Wood’s report concluded that Dolley, a small business owner who died in 1935, was “significant adjacent” and not a big contributor to the city’s history. The architect of the hotel is unknown and its connection to Art Deco design was called “very modest” and “almost undiscernible” in the report.
Rumors that the Bixby family or Dolly Varden the performer were somehow tied to the building’s history were not substantiated, Wood said Tuesday.
Commissioners said Tuesday that they appreciated the update but questioned if the sign would lose its historic value if it was to be placed atop a new building, with a different purpose: long-term housing.
They also spent considerable time discussing the two murals on the north-facing wall of the hotel that were installed in 2015, the inaugural year of POW! WOW! Long Beach, which has recently rebranded to “Long Beach Walls.”

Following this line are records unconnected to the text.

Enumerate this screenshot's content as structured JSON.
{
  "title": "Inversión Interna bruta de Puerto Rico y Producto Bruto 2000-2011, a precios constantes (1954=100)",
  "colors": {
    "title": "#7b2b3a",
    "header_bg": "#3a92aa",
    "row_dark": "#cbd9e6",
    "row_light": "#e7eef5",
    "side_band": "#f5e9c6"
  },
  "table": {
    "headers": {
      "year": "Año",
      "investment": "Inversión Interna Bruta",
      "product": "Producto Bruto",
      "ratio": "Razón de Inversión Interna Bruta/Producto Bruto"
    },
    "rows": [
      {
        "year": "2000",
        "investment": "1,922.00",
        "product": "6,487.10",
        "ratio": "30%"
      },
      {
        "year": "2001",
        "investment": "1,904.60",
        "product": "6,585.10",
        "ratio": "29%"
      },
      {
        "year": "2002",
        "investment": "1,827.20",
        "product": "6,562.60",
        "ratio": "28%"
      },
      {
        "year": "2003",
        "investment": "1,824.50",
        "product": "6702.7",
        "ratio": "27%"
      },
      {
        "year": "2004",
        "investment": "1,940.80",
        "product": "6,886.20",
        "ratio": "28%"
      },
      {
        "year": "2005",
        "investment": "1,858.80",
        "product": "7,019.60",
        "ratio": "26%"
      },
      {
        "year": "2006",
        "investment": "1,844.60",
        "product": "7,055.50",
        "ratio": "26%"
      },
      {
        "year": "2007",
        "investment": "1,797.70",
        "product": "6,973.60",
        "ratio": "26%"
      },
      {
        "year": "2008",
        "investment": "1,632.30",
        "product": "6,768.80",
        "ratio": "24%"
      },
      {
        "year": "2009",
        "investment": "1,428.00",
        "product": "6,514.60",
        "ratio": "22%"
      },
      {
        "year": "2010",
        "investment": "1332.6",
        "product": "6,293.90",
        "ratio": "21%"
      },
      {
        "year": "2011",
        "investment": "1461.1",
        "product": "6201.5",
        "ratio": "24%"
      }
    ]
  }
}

“I have serious heartburn of any action that we could take that would destroy an artists’ work without their permission,” said Commissioner Amy Bodek, who requested the additional analysis of the building in May.
The commission is now expected to hold a vote on the sign’s removal, which could allow the construction project to move forward, in late July. But questions over if there is any contract stipulating how long those murals were supposed to remain in place and if the developer will have those artists reinstall the same or similar murals remain unanswered.
The murals are not historic, and it’s unclear if the commission could require the developer to include artwork from specific muralists for the project to move forward. Other POW! WOW! murals have been painted over in the past.
Ryan Caldera, a senior project manager for Studio One Eleven, the firm designing the housing project, said his team has reached out to the artists through an intermediary and that the developer is open to working with them.
“From our perspective, we definitely want to incorporate their art into the new development,” Caldera told the commission. “Our intention is to definitely have them incorporated in.”
The 35-room hotel was completed in 1930 by Dolley, a local real estate developer, who hired the Barton Bros. construction company to build the structure that boasted a “bath in every room” from its illuminated rooftop sign.
City planning staff told the commission Tuesday that an application had been submitted to adaptively reuse the building and to convert the rooms into micro-units, but requirements for open space and other financial hurdles eventually derailed that proposal.
The sign is expected to be placed on top of the new housing development that is focused on providing smaller, more affordable units Downtown. The sign was designated as historic by the city in 1995 in part because of it’s a “visual landmark” that “recalls a time when apartment hotels without amenities were common in Downtown.”
“It is a visually prominent feature both during the daytime and at night because of its neon,” the report said. “Its design and materials embody a typical “thirties” stylistic character.”
In May, Caldera said that it would feature micro-units in addition to the 16 affordable units required by city law to be set aside for low-income households.
The micro-units would feature built-in storage and furniture, which could make it easier for people looking to live in smaller, more affordable units in Downtown to navigate tighter living quarters, Caldera said.
About 78% of the proposed units would be between 380 square feet and 440 square feet. The Dolly Varden sign would be placed back on top of the seventh story of the proposed building, where people traveling down Pacific Avenue in Downtown would be able to see it illuminated in blue and red after construction is completed.